ただ、やっぱり何事もバランスが重要で、度が過ぎてしまうと消耗してしまう。(思いっきり偏見が入っているが)ソーシャルセクターに集まっている人なんて真面目で愚直で、不器用な人が多いから、余計に消耗しちゃうんじゃないかなと思う。(もちろん、セクター問わず言える話とは思う。)


「ワークライフバランス」と聞いた時に私が思い浮かぶのはてんびんのようなイメージだけれども、ウェルビーイングと仕事の話をするときに私が思い浮かべるのはバランスボールのイメージだ。

仕事でもプライベートでも関係なく、調子がいい時はぽよぽよと飛び跳ねることができる。ただ、何かのバランスが崩れると転んでしまう。楽しいボール(例えば夢中になれるプロジェクト)も、何回も強い力で上で跳ねてしまうとボールが割れてしまうかもしれないし、自分が転けてしまうかもしれない。逆に、ボールに乗っているだけだったり、ボールの空気が少な過ぎても、楽しく遊ぶことはできない。

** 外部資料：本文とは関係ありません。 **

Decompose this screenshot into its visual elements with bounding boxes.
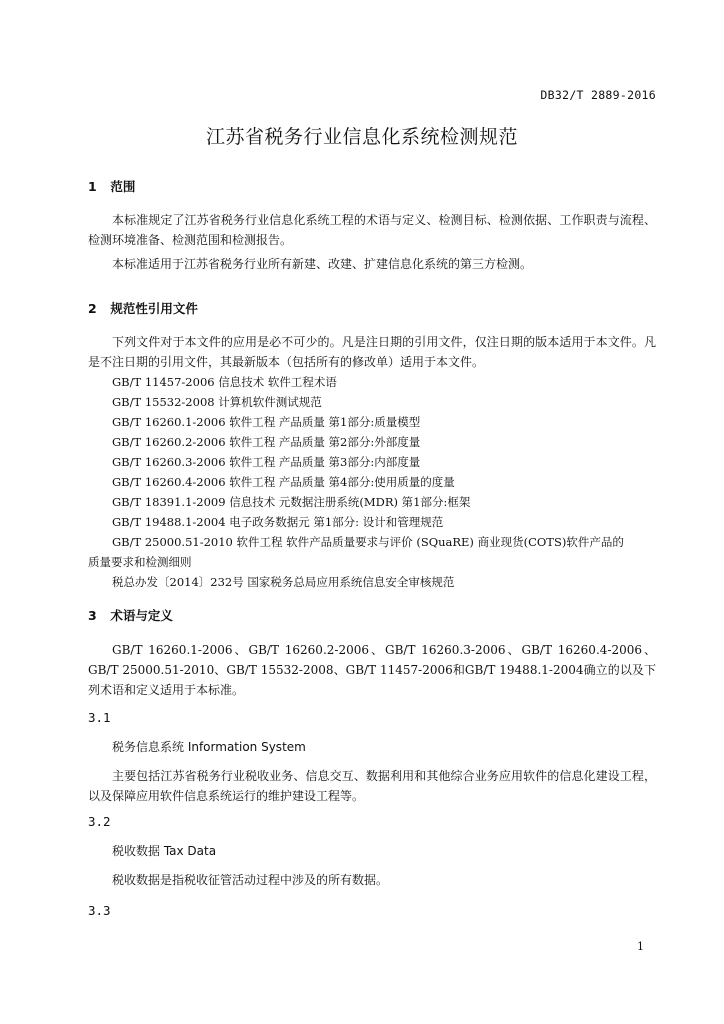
reference-item: GB/T 16260.2-2006 软件工程 产品质量 第2部分:外部度量 <box>112 435 421 449</box>
page-number: 1 <box>637 940 644 953</box>
term-3-1-title: 税务信息系统 Information System <box>112 740 306 754</box>
term-3-2-number: 3.2 <box>88 814 111 829</box>
term-3-1-number: 3.1 <box>88 710 111 725</box>
reference-item: GB/T 16260.4-2006 软件工程 产品质量 第4部分:使用质量的度量 <box>112 475 455 489</box>
section-title: 范围 <box>110 179 136 194</box>
term-3-1-definition: 主要包括江苏省税务行业税收业务、信息交互、数据利用和其他综合业务应用软件的信息化建设工程，以及保障应用软件信息系统运行的维护建设工程等。 <box>88 769 656 803</box>
reference-item: GB/T 16260.3-2006 软件工程 产品质量 第3部分:内部度量 <box>112 455 421 469</box>
section-1-paragraph-2: 本标准适用于江苏省税务行业所有新建、改建、扩建信息化系统的第三方检测。 <box>112 257 533 271</box>
section-title: 术语与定义 <box>110 608 173 623</box>
section-1-paragraph-1: 本标准规定了江苏省税务行业信息化系统工程的术语与定义、检测目标、检测依据、工作职责与流程、检测环境准备、检测范围和检测报告。 <box>88 213 656 247</box>
reference-item: GB/T 25000.51-2010 软件工程 软件产品质量要求与评价 (SQuaRE) 商业现货(COTS)软件产品的 <box>112 535 624 549</box>
reference-item-continuation: 质量要求和检测细则 <box>88 555 192 569</box>
reference-item: GB/T 15532-2008 计算机软件测试规范 <box>112 395 322 409</box>
section-number: 2 <box>88 301 97 316</box>
reference-item: GB/T 16260.1-2006 软件工程 产品质量 第1部分:质量模型 <box>112 415 421 429</box>
section-number: 1 <box>88 179 97 194</box>
term-3-2-title: 税收数据 Tax Data <box>112 844 217 858</box>
section-2-intro: 下列文件对于本文件的应用是必不可少的。凡是注日期的引用文件，仅注日期的版本适用于本文件。凡是不注日期的引用文件，其最新版本（包括所有的修改单）适用于本文件。 <box>88 335 656 369</box>
section-1-heading <box>88 177 135 195</box>
term-3-3-number: 3.3 <box>88 903 111 918</box>
reference-item: GB/T 19488.1-2004 电子政务数据元 第1部分: 设计和管理规范 <box>112 515 444 529</box>
standard-number: DB32/T 2889-2016 <box>540 88 656 102</box>
section-number: 3 <box>88 608 97 623</box>
section-3-heading <box>88 606 173 624</box>
section-title: 规范性引用文件 <box>110 301 198 316</box>
document-title: 江苏省税务行业信息化系统检测规范 <box>205 126 518 148</box>
section-3-intro: GB/T 16260.1-2006、GB/T 16260.2-2006、GB/T 16260.3-2006、GB/T 16260.4-2006、GB/T 25000.51-2010、GB/T 15532-2008、GB/T 11457-2006和GB/T 19488.1-2004确立的以及下列术语和定义适用于本标准。 <box>88 643 656 697</box>
section-2-heading <box>88 299 198 317</box>
reference-item: GB/T 18391.1-2009 信息技术 元数据注册系统(MDR) 第1部分:框架 <box>112 495 471 509</box>
term-3-2-definition: 税收数据是指税收征管活动过程中涉及的所有数据。 <box>112 873 389 887</box>
reference-item: GB/T 11457-2006 信息技术 软件工程术语 <box>112 375 337 389</box>
reference-item: 税总办发〔2014〕232号 国家税务总局应用系统信息安全审核规范 <box>112 575 455 589</box>
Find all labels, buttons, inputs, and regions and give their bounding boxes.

バランスボールで跳ねるときには「ちょうどいい」が大事なように、ウェルビーイングにおいても「ちょうどいい」が大事なのではないかと考えている。

ぜひ、このnoteを読んでいるそこのあなたは、自分のウェルビーイング/ちょうどいい、を他人事と思わずに近しい同僚や友人と(時には勇気を持って)話してみてほしい。

そして、私自身は上記に書いたことをこれから実行に移していけたらと思っている。直接やSNSで間接的につながっている人は、ぜひとも一緒に考えられたら嬉しい。

私の大好きな友人たちが、少しでも自分らしく輝ける、そして同時に社会が良くなっていくような、そんな循環を少しづつ作れたらと思っている。